Australia and China share a strong and rapidly growing trade and economic relationship. Further strengthening and deepening this relationship is a major priority for both countries, with both governments committed to sustaining the impressive trade and investment performance achieved in the past two decades. In that time, China has become Australia’s largest two-way trading partner and vital to Australia’s future economic prosperity.
On 18 April 2005, Australia and China agreed to commence negotiations on a Free Trade Agreement (FTA) following consideration of a joint FTA Feasibility Study. The study was completed in March 2005, and concluded that there would be significant economic benefits for both Australia and China through the negotiation of an FTA.
The negotiations are complex, covering an array of issues, including agricultural tariffs and quotas, manufactured goods, services, temporary entry of people and foreign investment.

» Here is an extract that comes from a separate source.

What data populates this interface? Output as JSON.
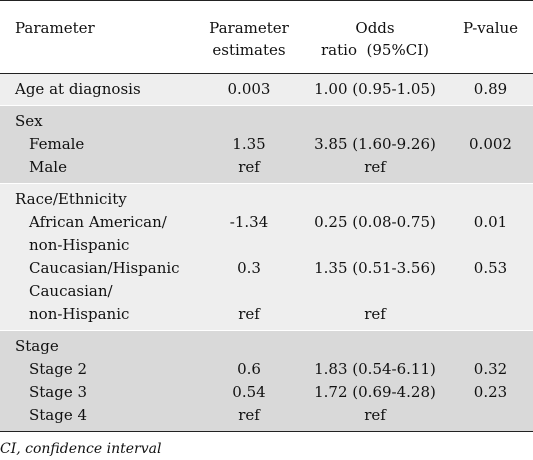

China’s economic development has been truly remarkable by any measure. For three decades now it has sustained growth at an average of around 10 per cent per annum. China now accounts for a substantial and increasing share of global economic activity. Over the past 10 years, it has almost tripled its share of the global economy to become the second largest economy after the United States. China now uses a large share of the global output of commodities, not only because it’s a large economy, but also because it makes relatively intensive use of raw commodities. This reflects the high rate of investment in China as it adds rapidly to its stocks of capital and housing. One driver of this has been the rapid urbanisation of China. This requires the construction of new housing and places of work, as well as transport, communications, power, and water storage and treatment facilities.
China now uses about half of the world’s production of iron ore, coking coal and thermal coal. Not surprisingly then, the growth of China has seen the price of Australia’s commodity exports rise to unprecedented levels. Accordingly, Australia’s terms of trade – the price of our exports relative to the price of our imports – started rising rapidly from the mid 2000s to an historic peak in late 2011. This has led to a dramatic increase in investment in the resources sector in Australia. Even though the terms of trade have declined since then, they remain well above their level of a decade ago.